No contestó. Estaba aterrada al verlo caminar hacia ella cojeando, con todo un lado del cuerpo paralizado.
—No temas —dijo el chico con voz melosa—. No quiero hacerte daño, solo necesito hablar unos minutos contigo.
—¡Vete de aquí! —gritó sin dejar de removerse inquieta—. La serpiente te va a atrapar, ¿no la ves?
Mick se acercó a la cama tanteando el suelo con los pies para avanzar en la negrura. Llegó al catre donde su tía no paraba de moverse presa de los espasmos que recorrían su cuerpo.
—Tía Ingrid —la llamó en un susurro—. Sé que la serpiente viene a por ti, que quiere poseerte. Pero debes ser fuerte, aniquilar la posibilidad de que entre en tu mente, porque eso solo le dará más poder. El fuego se alimenta de fuego.
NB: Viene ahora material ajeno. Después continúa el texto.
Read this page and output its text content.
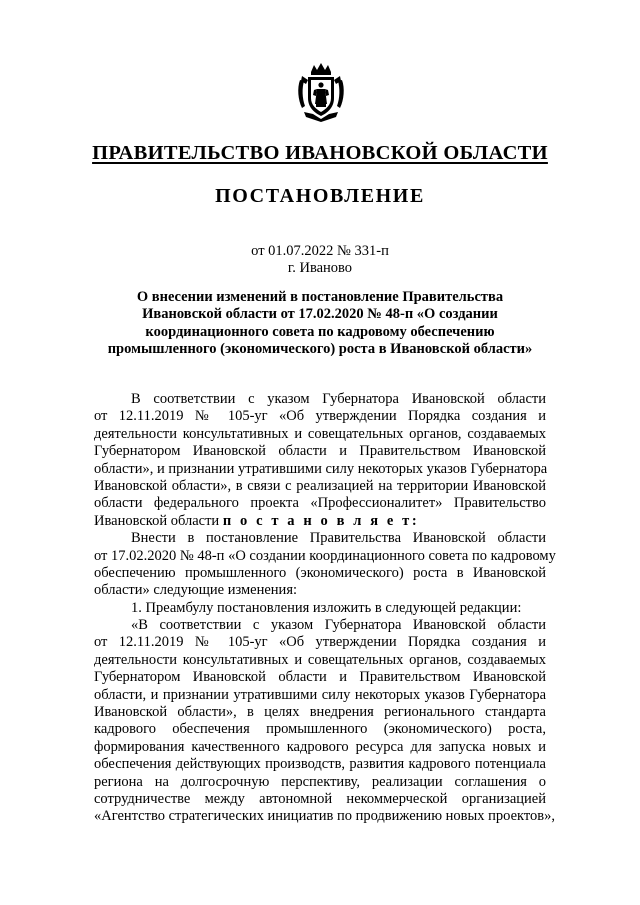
ПРАВИТЕЛЬСТВО ИВАНОВСКОЙ ОБЛАСТИ
ПОСТАНОВЛЕНИЕ
от 01.07.2022 № 331-п
г. Иваново
О внесении изменений в постановление Правительства
Ивановской области от 17.02.2020 № 48-п «О создании
координационного совета по кадровому обеспечению
промышленного (экономического) роста в Ивановской области»
В соответствии с указом Губернатора Ивановской области
от 12.11.2019 № 105-уг «Об утверждении Порядка создания и
деятельности консультативных и совещательных органов, создаваемых
Губернатором Ивановской области и Правительством Ивановской
области», и признании утратившими силу некоторых указов Губернатора
Ивановской области», в связи с реализацией на территории Ивановской
области федерального проекта «Профессионалитет» Правительство
Ивановской области п о с т а н о в л я е т:
Внести в постановление Правительства Ивановской области
от 17.02.2020 № 48-п «О создании координационного совета по кадровому
обеспечению промышленного (экономического) роста в Ивановской
области» следующие изменения:
1. Преамбулу постановления изложить в следующей редакции:
«В соответствии с указом Губернатора Ивановской области
от 12.11.2019 № 105-уг «Об утверждении Порядка создания и
деятельности консультативных и совещательных органов, создаваемых
Губернатором Ивановской области и Правительством Ивановской
области, и признании утратившими силу некоторых указов Губернатора
Ивановской области», в целях внедрения регионального стандарта
кадрового обеспечения промышленного (экономического) роста,
формирования качественного кадрового ресурса для запуска новых и
обеспечения действующих производств, развития кадрового потенциала
региона на долгосрочную перспективу, реализации соглашения о
сотрудничестве между автономной некоммерческой организацией
«Агентство стратегических инициатив по продвижению новых проектов»,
Ese es tu elemento y no debes dárselo.
Ella lo buscó desconcertada, con los ojos saltando de un lugar a otro, como si las palabras del chico tuvieran un sentido que no acababa de descifrar.
—Una hoguera —dijo al fin—. Tengo una hoguera que quema dentro de mí, la veo en sueños, pero se está apagando.
El dolor de cabeza de Mick regresó de nuevo con mayor virulencia. Llevaba una semana con nuevos síntomas y las visiones que lo asaltaban con asiduidad aumentaban su sensación de malestar. Sin embargo, no podía renunciar a la lucha. Sabía que la única manera de ayudar a su tía era con los cristales, apartando a la serpiente para siempre de ella. Lo vio en las imágenes. Pero también vio la amenaza que supondría ella después del ritual.
Mick se quedó allí un rato, arrullando a Ingrid, indeciso, con los cristales quemando en su bolsillo. ¿Debía someter a Ingrid al ritual?